On a 6-2 vote, the Supreme Court rejects a challenge to a voter-approved Michigan law that bans the practice of affirmative action for college admissions. (Reuters)
April 22

ON TUESDAY, the Supreme Court refused to strike down Michigan’s ban on affirmative action at the state’s public universities. We disagree with the 58 percent of Michigan voters who, in 2006, inserted the ban into the state’s constitution. But the court, which ruled 6-2, nevertheless made the right call in respecting voters’ prerogative to make a different judgment.

The case, Schuette v. BAMN, did not address the constitutionality of public university admissions policies that consider applicants’ race. Rather, it concerned how and when those policies may be changed or eliminated. A group of civil rights activists argued that Michigan’s voters stacked the deck against minority interests by enshrining the affirmative action ban in the state constitution, singling out an issue of special significance to minorities and making the policy uniquely difficult to reverse.

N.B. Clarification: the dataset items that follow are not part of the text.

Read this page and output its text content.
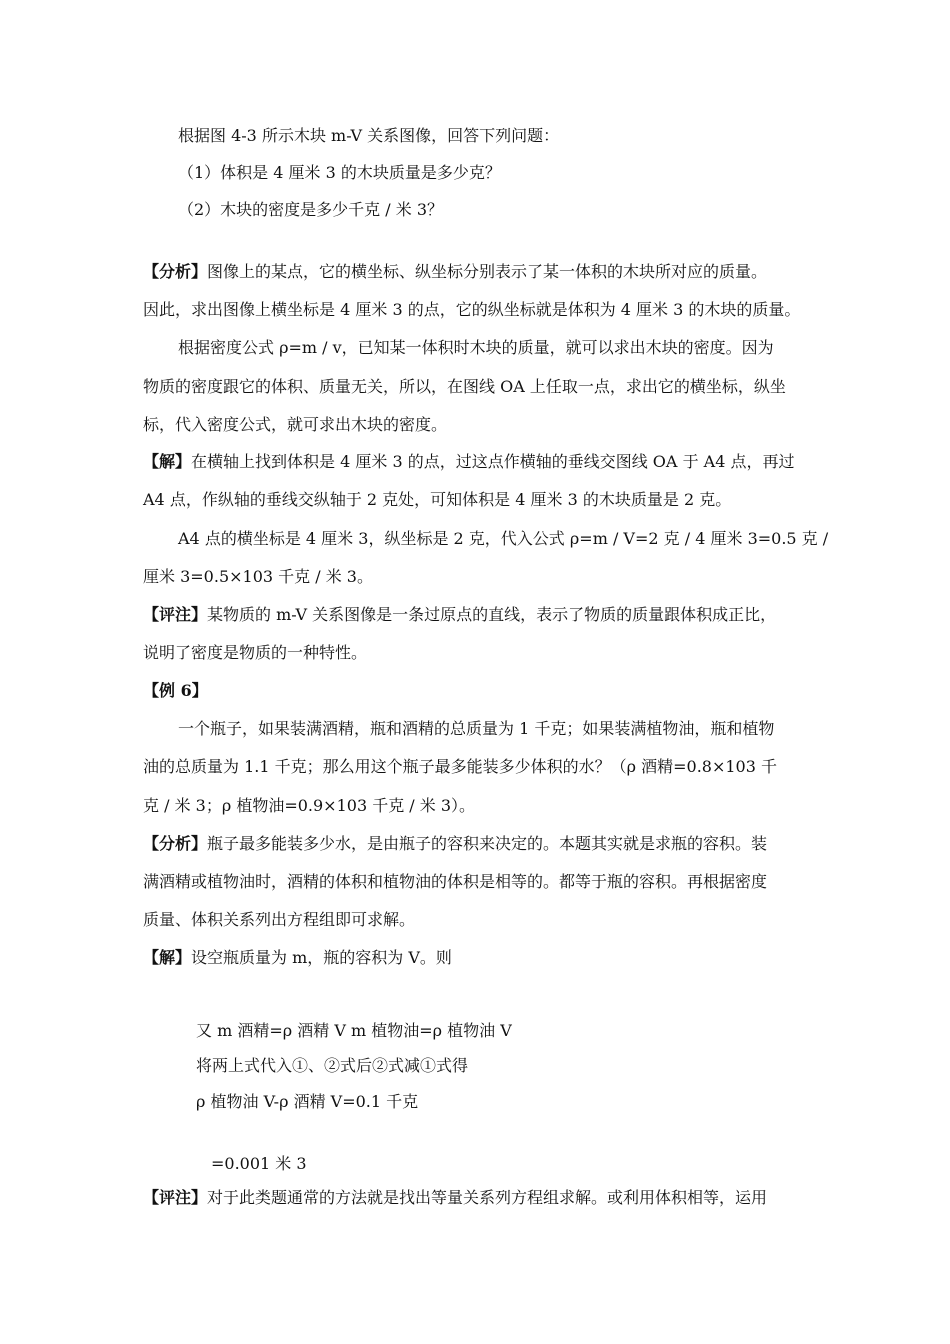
根据图 4-3 所示木块 m-V 关系图像，回答下列问题：
（1）体积是 4 厘米 3 的木块质量是多少克？
（2）木块的密度是多少千克 / 米 3？
【分析】图像上的某点，它的横坐标、纵坐标分别表示了某一体积的木块所对应的质量。
因此，求出图像上横坐标是 4 厘米 3 的点，它的纵坐标就是体积为 4 厘米 3 的木块的质量。
根据密度公式 ρ=m / v，已知某一体积时木块的质量，就可以求出木块的密度。因为
物质的密度跟它的体积、质量无关，所以，在图线 OA 上任取一点，求出它的横坐标，纵坐
标，代入密度公式，就可求出木块的密度。
【解】在横轴上找到体积是 4 厘米 3 的点，过这点作横轴的垂线交图线 OA 于 A4 点，再过
A4 点，作纵轴的垂线交纵轴于 2 克处，可知体积是 4 厘米 3 的木块质量是 2 克。
A4 点的横坐标是 4 厘米 3，纵坐标是 2 克，代入公式 ρ=m / V=2 克 / 4 厘米 3=0.5 克 /
厘米 3=0.5×103 千克 / 米 3。
【评注】某物质的 m-V 关系图像是一条过原点的直线，表示了物质的质量跟体积成正比，
说明了密度是物质的一种特性。
【例 6】
一个瓶子，如果装满酒精，瓶和酒精的总质量为 1 千克；如果装满植物油，瓶和植物
油的总质量为 1.1 千克；那么用这个瓶子最多能装多少体积的水？（ρ 酒精=0.8×103 千
克 / 米 3；ρ 植物油=0.9×103 千克 / 米 3）。
【分析】瓶子最多能装多少水，是由瓶子的容积来决定的。本题其实就是求瓶的容积。装
满酒精或植物油时，酒精的体积和植物油的体积是相等的。都等于瓶的容积。再根据密度
质量、体积关系列出方程组即可求解。
【解】设空瓶质量为 m，瓶的容积为 V。则
又 m 酒精=ρ 酒精 V m 植物油=ρ 植物油 V
将两上式代入①、②式后②式减①式得
ρ 植物油 V-ρ 酒精 V=0.1 千克
=0.001 米 3
【评注】对于此类题通常的方法就是找出等量关系列方程组求解。或利用体积相等，运用
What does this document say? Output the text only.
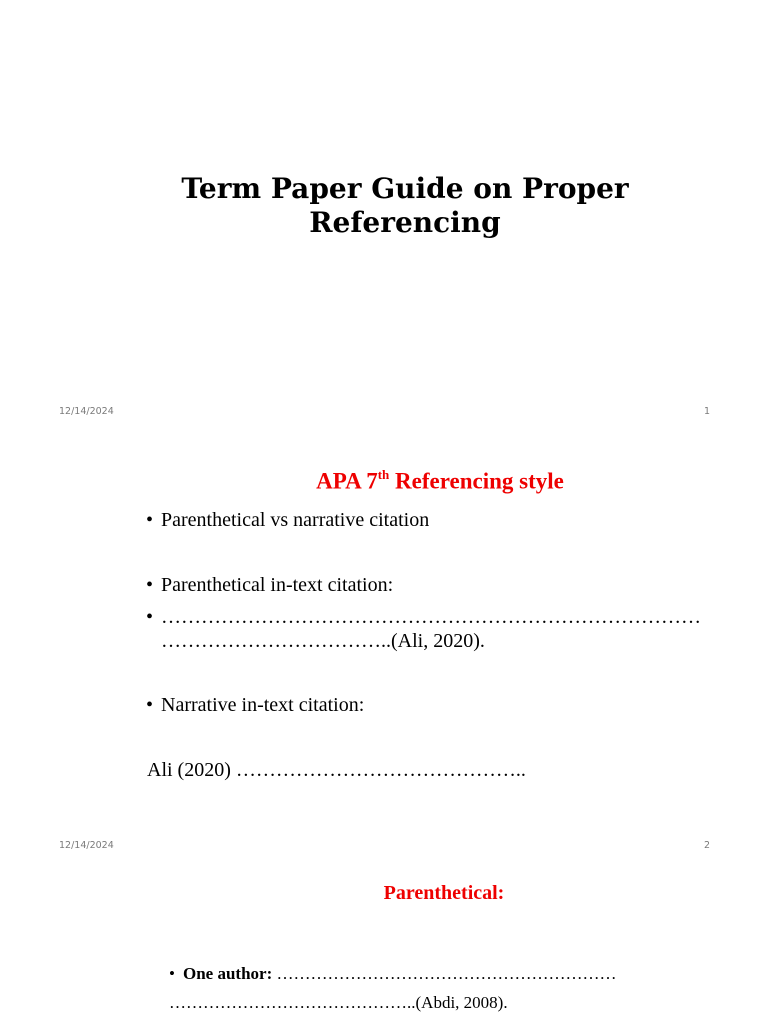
Term Paper Guide on Proper
Referencing
12/14/2024	1
APA 7th Referencing style
• Parenthetical vs narrative citation
• Parenthetical in-text citation:
• ………………………………………………………………………
……………………………..(Ali, 2020).
• Narrative in-text citation:
Ali (2020) ……………………………………..
12/14/2024	2
Parenthetical:
• One author: ……………………………………………………
……………………………………..(Abdi, 2008).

The case reflects the tension between majority rule and the courts’ important, historical role in protecting minority rights. Over the course of decades, courts rightly struck down voter-driven attempts to reorder the political system in ways that would have made it difficult or impossible to ensure school integration or fight racist housing practices.

But this is not an obvious or even subtle case of misguided majorities imposing discriminatory policies on helpless minorities. The debate over affirmative action is one in which there is legitimate and understandable disagreement. We believe that carefully applied affirmative action policies promote valuable diversity on campuses, helping them to prepare rising generations in a pluralistic society. The court has said that these policies burden the notion of equal treatment but are allowed in narrow circumstances. It’s not surprising that many citizens are uncomfortable with policies that explicitly favor members of one race over another.

What this and other court decisions mean for affirmative action’s backers is that they may have to devise other ways to promote diversity on campus, at least in some places or under certain circumstances. Some states have policies that guarantee admission to public universities to those who graduate in the top 10 percent of their high school class. That can help, but its effectiveness relies on high schools lacking a racial mix. Another strategy worth considering is giving more weight to socioeconomic factors in university admissions. An easy place to start would be eliminating merit scholarships in favor of offering that money to needier students, increasing outreach to qualified students in minority communities and pumping up need-based financial aid. Advocates also should keep explaining why diversity matters on campuses, all the more now that the court has made clear these questions are in voters’ hands.